Quanti canti ancora avrebbe riannodato in questi 20 anni che non c’è più stata, se solo il destino avesse deciso diversamente per lei. 

Maria Carta è uscita di scena il 22 settembre del 1994, nel dolore di un male che ha consumato il suo corpo senza spegnere la sua voglia di vivere e di amare la vita.

Nei suoi occhi ha vibrato il carattere di un popolo di cui si è sentita fiera e paladina, col suo canto ha cosparso frammenti di storia e di Sardegna nel mondo affinché non calasse il sipario sul teatro di un’isola che aveva “sofferto affanni da secoli” e strizzato versi d’amore e dolore nelle poesie. 

Era nata a Siligo e della sua terra aveva saputo cogliere il respiro, le albe e le ombre dei fiumi distesi sui panni da lavare quando le prime luci sorprendevano il nuovo giorno, le antiche filastrocche e i canti dell’addio.

Avvolta nel nero dei suoi lunghi capelli e profonda di scuro negli occhi aveva varcato i mari con il suo carico di nostalgie e con la voglia di esplorare, di camminare nei sentieri che l’avrebbero condotta verso palcoscenici importanti a intonare emozioni e preghiere con la sua voce che sapeva di miele e di ruvido.

Una voce “pura”, come l’aveva definita lo scrittore Giuseppe Dessì, “che riempie da sola spazi profondi dove rivive la Sardegna al limite della preistoria. E quando tace riassorbe in sé questi spazi, questo tempo insondabile". 

Ennio Morricone ha protetto i suoi esordi, Franco Zeffirelli l’ha diretta nel Gesù di Nazareth e il suo volto intenso compare anche nel “Padrino” di Francis Ford Coppola.

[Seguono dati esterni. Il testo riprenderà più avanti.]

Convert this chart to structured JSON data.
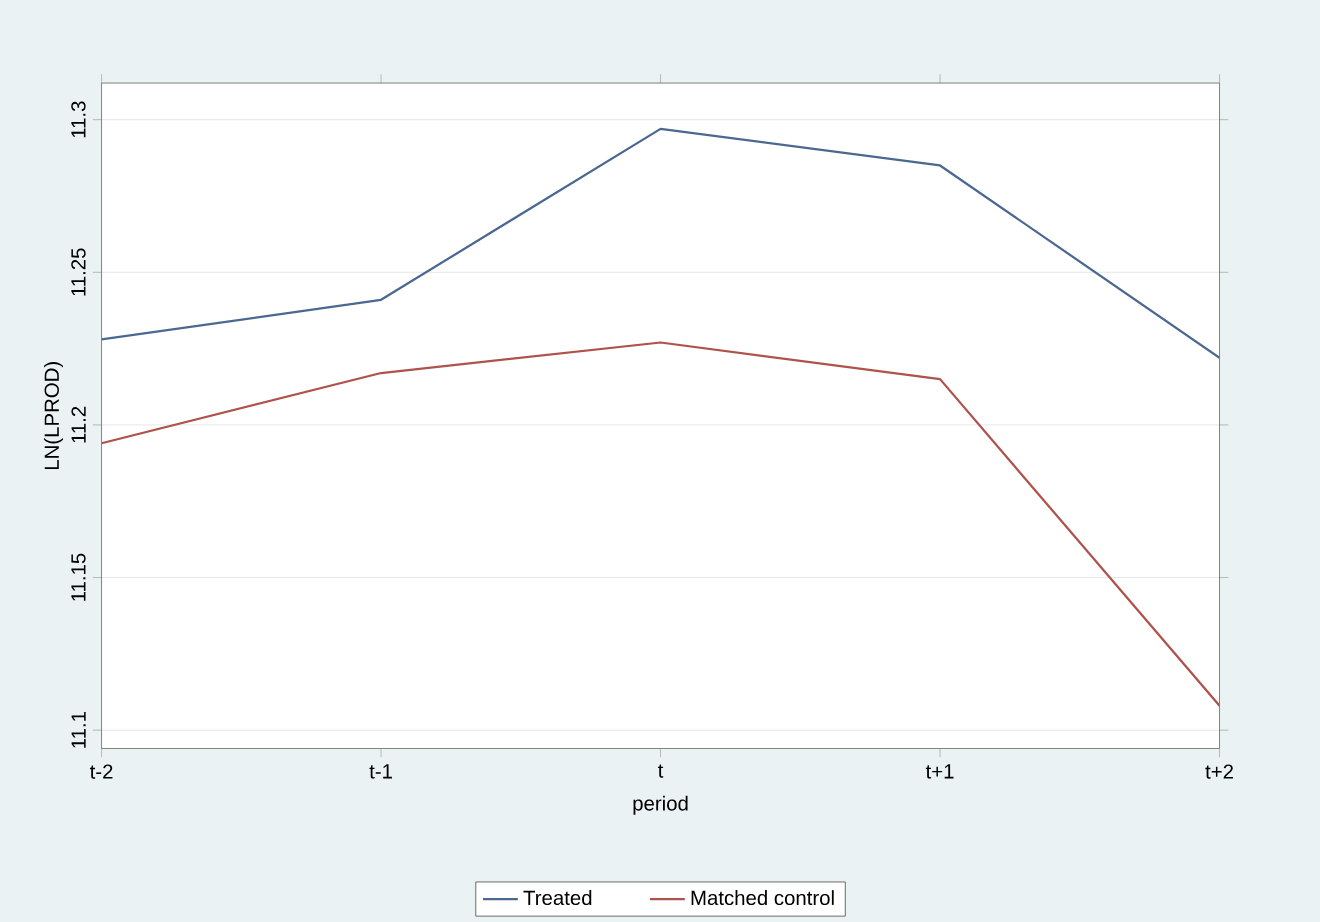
{
  "chart_data": {
    "type": "line",
    "xlabel": "period",
    "ylabel": "LN(LPROD)",
    "categories": [
      "t-2",
      "t-1",
      "t",
      "t+1",
      "t+2"
    ],
    "series": [
      {
        "name": "Treated",
        "color": "#4a6890",
        "values": [
          11.228,
          11.241,
          11.297,
          11.285,
          11.222
        ]
      },
      {
        "name": "Matched control",
        "color": "#b0524c",
        "values": [
          11.194,
          11.217,
          11.227,
          11.215,
          11.108
        ]
      }
    ],
    "ylim": [
      11.094,
      11.312
    ],
    "yticks": [
      11.1,
      11.15,
      11.2,
      11.25,
      11.3
    ],
    "grid": "y",
    "legend": "bottom",
    "marker": "none",
    "line_style": "solid"
  }
}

Ha cantato l’Ave Maria in sardo a New York e le ninne nanne a San Francisco, l’hanno applaudita nei più prestigiosi teatri di Parigi, di Mosca e di Roma.

Ha recitato le “Memorie di Adriano” con Giorgio Albertazzi e la regia di Maurizio Scaparro.

In uno dei tanti viaggi in Sardegna si era fatta accompagnare da Amedeo Nazzari (suo testimone di nozze), con la speranza di realizzare un progetto ambizioso che non vide mai la luce: la costruzione di uno stabilimento cinematografico nel Sulcis, una sorta di Cinecittà, dalle parti di Nebida. 

Ha scritto “Canto rituale”, per rilegare le poesie cha amava comporre.

Il Presidente Francesco Cossiga l’ha nominata “Commendatore della Repubblica” nel 1991, per riconoscere a una donna libera i meriti di una carriera vivida.

Avrebbe voluto “salutare” il pubblico che l’aveva amata (e per lungo tempo anche distrattamente dimenticata!), calcando il palcoscenico di Sanremo per l’ultima volta, poco prima di morire.

Aveva una canzone bellissima da intonare: “Le memorie della musica”.

Non esaudirono il suo dichiarato desiderio.

Maria Carta è stata forza e bellezza, suono e memoria.

Ha portato la Sardegna e la sua cultura a competere con gli ascolti del mondo, a guadagnare il rispetto consapevole di un’identità espressiva che attraverso una lingua e un “sentire” parla con il cuore di un popolo e della sua terra. 

Maria Carta è stata l’istinto di un’arte che non si può ripetere, perché i grandi nascono e muoiono da soli e non lasciano eredi.